Birding is something I used to enjoy, which is to say it is something I enjoyed when I made time for it. There is a hushed expectancy that birding inspires–you train yourself to be quiet and attentive, honed to notice anything that looks or sounds usual.

This watchful demeanor is something birding and meditation share–both require you to intentionally focus your attention. When I used to go on Brookline Bird Club bird walks at Mount Auburn Cemetery, I’d practice the art of selective attention, peeling back the layers of conversation among the birders around me to focus on the faint chirps and whistles in the background, like removing a song’s vocal track to focus on the bass line.

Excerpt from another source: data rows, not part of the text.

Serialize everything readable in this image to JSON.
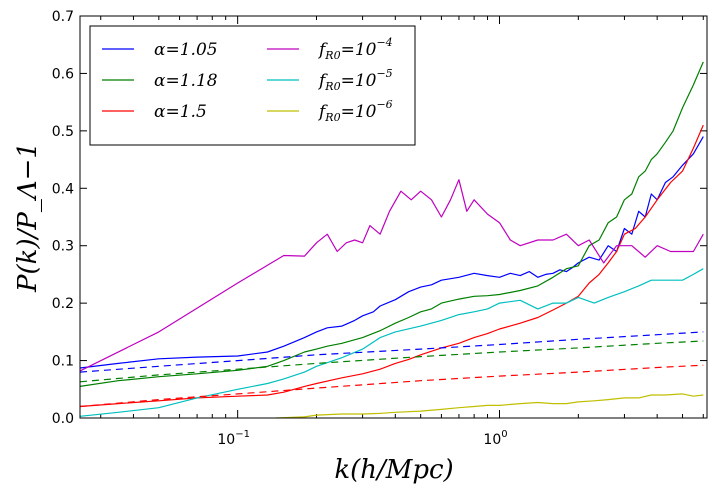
{
  "chart_data": {
    "type": "line",
    "title": "",
    "xlabel": "k(h/Mpc)",
    "ylabel": "P(k)/P_Λ−1",
    "xscale": "log",
    "xlim": [
      0.025,
      6.2
    ],
    "ylim": [
      0.0,
      0.7
    ],
    "yticks": [
      "0.0",
      "0.1",
      "0.2",
      "0.3",
      "0.4",
      "0.5",
      "0.6",
      "0.7"
    ],
    "xticks": [
      {
        "value": 0.1,
        "base": "10",
        "exp": "−1"
      },
      {
        "value": 1,
        "base": "10",
        "exp": "0"
      }
    ],
    "legend_position": "top-left",
    "series": [
      {
        "name": "α=1.05",
        "label_main": "α",
        "label_rest": "=1.05",
        "color": "#0000ff",
        "style": "solid",
        "x": [
          0.025,
          0.035,
          0.05,
          0.07,
          0.1,
          0.13,
          0.15,
          0.18,
          0.2,
          0.22,
          0.25,
          0.28,
          0.3,
          0.33,
          0.35,
          0.4,
          0.45,
          0.5,
          0.55,
          0.6,
          0.7,
          0.8,
          0.9,
          1.0,
          1.1,
          1.2,
          1.3,
          1.4,
          1.5,
          1.6,
          1.7,
          1.8,
          1.9,
          2.0,
          2.2,
          2.4,
          2.6,
          2.8,
          3.0,
          3.2,
          3.4,
          3.6,
          3.8,
          4.0,
          4.3,
          4.6,
          5.0,
          5.5,
          6.0
        ],
        "y": [
          0.087,
          0.095,
          0.103,
          0.106,
          0.108,
          0.115,
          0.125,
          0.14,
          0.15,
          0.157,
          0.16,
          0.17,
          0.178,
          0.185,
          0.195,
          0.206,
          0.22,
          0.228,
          0.232,
          0.24,
          0.245,
          0.252,
          0.248,
          0.245,
          0.252,
          0.248,
          0.255,
          0.245,
          0.25,
          0.252,
          0.258,
          0.255,
          0.262,
          0.27,
          0.28,
          0.275,
          0.3,
          0.29,
          0.33,
          0.32,
          0.36,
          0.35,
          0.39,
          0.38,
          0.41,
          0.42,
          0.44,
          0.46,
          0.49
        ]
      },
      {
        "name": "α=1.18",
        "label_main": "α",
        "label_rest": "=1.18",
        "color": "#008000",
        "style": "solid",
        "x": [
          0.025,
          0.035,
          0.05,
          0.07,
          0.1,
          0.13,
          0.15,
          0.18,
          0.2,
          0.22,
          0.25,
          0.3,
          0.35,
          0.4,
          0.45,
          0.5,
          0.55,
          0.6,
          0.7,
          0.8,
          0.9,
          1.0,
          1.2,
          1.4,
          1.6,
          1.8,
          2.0,
          2.2,
          2.4,
          2.6,
          2.8,
          3.0,
          3.2,
          3.4,
          3.6,
          3.8,
          4.0,
          4.3,
          4.6,
          5.0,
          5.5,
          6.0
        ],
        "y": [
          0.055,
          0.065,
          0.072,
          0.077,
          0.083,
          0.09,
          0.1,
          0.115,
          0.12,
          0.125,
          0.13,
          0.14,
          0.152,
          0.165,
          0.175,
          0.185,
          0.19,
          0.2,
          0.207,
          0.212,
          0.213,
          0.215,
          0.222,
          0.23,
          0.245,
          0.26,
          0.265,
          0.3,
          0.31,
          0.34,
          0.35,
          0.38,
          0.39,
          0.42,
          0.43,
          0.45,
          0.46,
          0.48,
          0.5,
          0.54,
          0.58,
          0.62
        ]
      },
      {
        "name": "α=1.5",
        "label_main": "α",
        "label_rest": "=1.5",
        "color": "#ff0000",
        "style": "solid",
        "x": [
          0.025,
          0.035,
          0.05,
          0.07,
          0.1,
          0.13,
          0.15,
          0.18,
          0.2,
          0.25,
          0.3,
          0.35,
          0.4,
          0.45,
          0.5,
          0.6,
          0.7,
          0.8,
          0.9,
          1.0,
          1.2,
          1.4,
          1.6,
          1.8,
          2.0,
          2.2,
          2.4,
          2.6,
          2.8,
          3.0,
          3.3,
          3.6,
          4.0,
          4.5,
          5.0,
          5.5,
          6.0
        ],
        "y": [
          0.02,
          0.025,
          0.03,
          0.035,
          0.038,
          0.04,
          0.045,
          0.055,
          0.06,
          0.07,
          0.077,
          0.085,
          0.095,
          0.102,
          0.11,
          0.122,
          0.13,
          0.14,
          0.147,
          0.155,
          0.165,
          0.175,
          0.188,
          0.2,
          0.212,
          0.235,
          0.25,
          0.27,
          0.29,
          0.32,
          0.33,
          0.35,
          0.38,
          0.41,
          0.43,
          0.47,
          0.51
        ]
      },
      {
        "name": "f_R0=10^-4",
        "label_main": "f",
        "label_sub": "R0",
        "label_rest": "=10",
        "label_exp": "−4",
        "color": "#bf00bf",
        "style": "solid",
        "x": [
          0.025,
          0.05,
          0.1,
          0.15,
          0.18,
          0.2,
          0.22,
          0.24,
          0.26,
          0.28,
          0.3,
          0.32,
          0.35,
          0.38,
          0.42,
          0.46,
          0.5,
          0.55,
          0.6,
          0.65,
          0.7,
          0.75,
          0.8,
          0.9,
          1.0,
          1.1,
          1.2,
          1.4,
          1.6,
          1.8,
          2.0,
          2.2,
          2.5,
          2.8,
          3.2,
          3.6,
          4.0,
          4.5,
          5.0,
          5.5,
          6.0
        ],
        "y": [
          0.082,
          0.15,
          0.235,
          0.283,
          0.282,
          0.305,
          0.32,
          0.29,
          0.305,
          0.31,
          0.305,
          0.335,
          0.32,
          0.36,
          0.395,
          0.38,
          0.395,
          0.38,
          0.35,
          0.38,
          0.415,
          0.36,
          0.38,
          0.355,
          0.34,
          0.31,
          0.3,
          0.31,
          0.31,
          0.32,
          0.3,
          0.31,
          0.27,
          0.3,
          0.3,
          0.28,
          0.3,
          0.29,
          0.29,
          0.29,
          0.32
        ]
      },
      {
        "name": "f_R0=10^-5",
        "label_main": "f",
        "label_sub": "R0",
        "label_rest": "=10",
        "label_exp": "−5",
        "color": "#00bfbf",
        "style": "solid",
        "x": [
          0.025,
          0.035,
          0.05,
          0.07,
          0.1,
          0.13,
          0.15,
          0.18,
          0.2,
          0.25,
          0.3,
          0.35,
          0.4,
          0.5,
          0.6,
          0.7,
          0.8,
          0.9,
          1.0,
          1.2,
          1.4,
          1.6,
          1.8,
          2.0,
          2.3,
          2.6,
          3.0,
          3.4,
          3.8,
          4.3,
          5.0,
          5.5,
          6.0
        ],
        "y": [
          0.003,
          0.01,
          0.018,
          0.035,
          0.05,
          0.06,
          0.068,
          0.08,
          0.09,
          0.105,
          0.12,
          0.14,
          0.15,
          0.16,
          0.17,
          0.18,
          0.185,
          0.19,
          0.2,
          0.205,
          0.19,
          0.2,
          0.2,
          0.21,
          0.2,
          0.21,
          0.22,
          0.23,
          0.24,
          0.24,
          0.24,
          0.25,
          0.26
        ]
      },
      {
        "name": "f_R0=10^-6",
        "label_main": "f",
        "label_sub": "R0",
        "label_rest": "=10",
        "label_exp": "−6",
        "color": "#bfbf00",
        "style": "solid",
        "x": [
          0.14,
          0.18,
          0.2,
          0.25,
          0.3,
          0.35,
          0.4,
          0.5,
          0.6,
          0.7,
          0.8,
          0.9,
          1.0,
          1.2,
          1.4,
          1.6,
          1.8,
          2.0,
          2.3,
          2.6,
          3.0,
          3.4,
          3.8,
          4.3,
          5.0,
          5.5,
          6.0
        ],
        "y": [
          0.0,
          0.002,
          0.005,
          0.007,
          0.007,
          0.008,
          0.01,
          0.012,
          0.015,
          0.018,
          0.02,
          0.022,
          0.022,
          0.025,
          0.027,
          0.025,
          0.025,
          0.028,
          0.03,
          0.032,
          0.035,
          0.035,
          0.04,
          0.04,
          0.042,
          0.038,
          0.04
        ]
      },
      {
        "name": "α=1.05 (linear)",
        "color": "#0000ff",
        "style": "dashed",
        "in_legend": false,
        "x": [
          0.025,
          0.05,
          0.1,
          0.2,
          0.5,
          1.0,
          2.0,
          4.0,
          6.0
        ],
        "y": [
          0.08,
          0.09,
          0.1,
          0.11,
          0.12,
          0.128,
          0.137,
          0.145,
          0.15
        ]
      },
      {
        "name": "α=1.18 (linear)",
        "color": "#008000",
        "style": "dashed",
        "in_legend": false,
        "x": [
          0.025,
          0.05,
          0.1,
          0.2,
          0.5,
          1.0,
          2.0,
          4.0,
          6.0
        ],
        "y": [
          0.063,
          0.075,
          0.085,
          0.095,
          0.107,
          0.115,
          0.122,
          0.13,
          0.134
        ]
      },
      {
        "name": "α=1.5 (linear)",
        "color": "#ff0000",
        "style": "dashed",
        "in_legend": false,
        "x": [
          0.025,
          0.05,
          0.1,
          0.2,
          0.5,
          1.0,
          2.0,
          4.0,
          6.0
        ],
        "y": [
          0.02,
          0.032,
          0.042,
          0.052,
          0.065,
          0.073,
          0.08,
          0.088,
          0.092
        ]
      }
    ]
  }
}
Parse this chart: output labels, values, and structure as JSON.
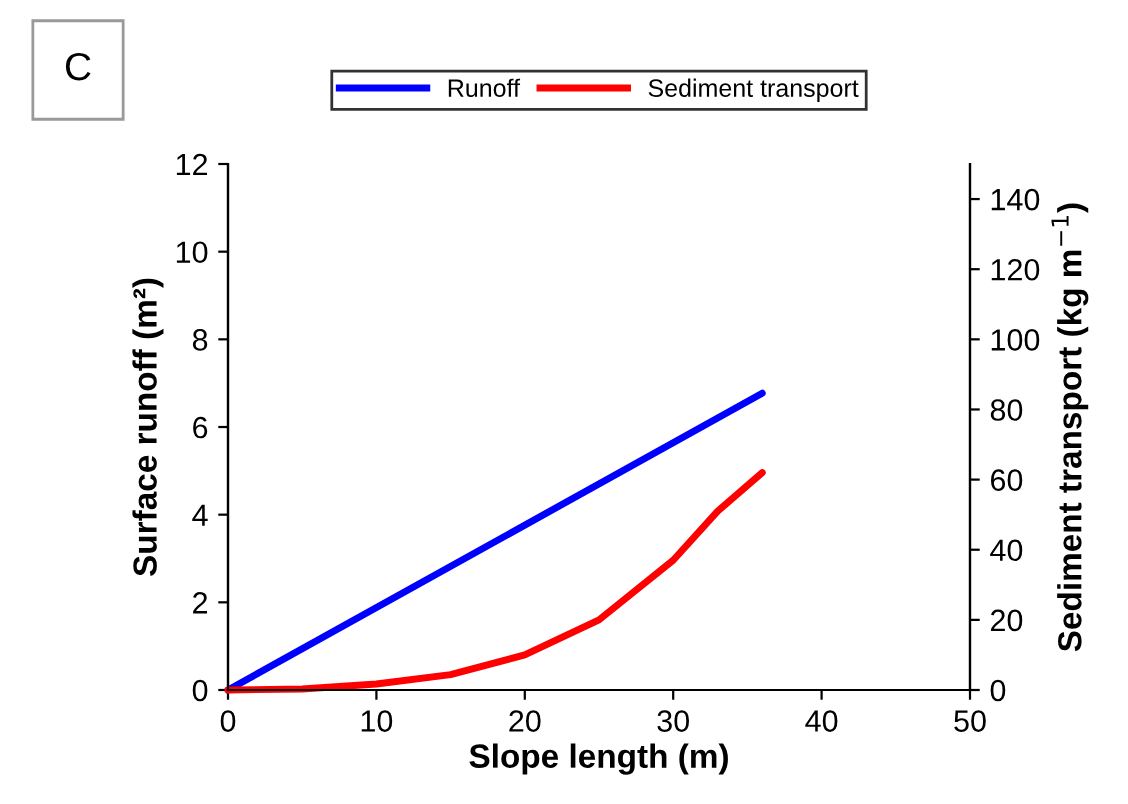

When you go birding, you aren’t necessarily looking for any particular bird–or at least, I’ve never had much luck looking for and then finding a specific species. Instead, you keep your eyes and ears open for anything that seems different from the norm–a sound that doesn’t match the ambient noise, or a movement that runs counter to the usual grain.

In this sense, birding is as much about looking for clues as it is about hunting down specific species–or at least, that is how it usually works for me. The most interesting things I find are usually the things that appear by accident or surprise, like an unexpected eruption of mushrooms after summer storms.

This is why looking for wildflowers underfoot is a great accompaniment for listening to birds overheard. While you occupy your fidgety mind with one thing, you create an expectant opening for something else to appear.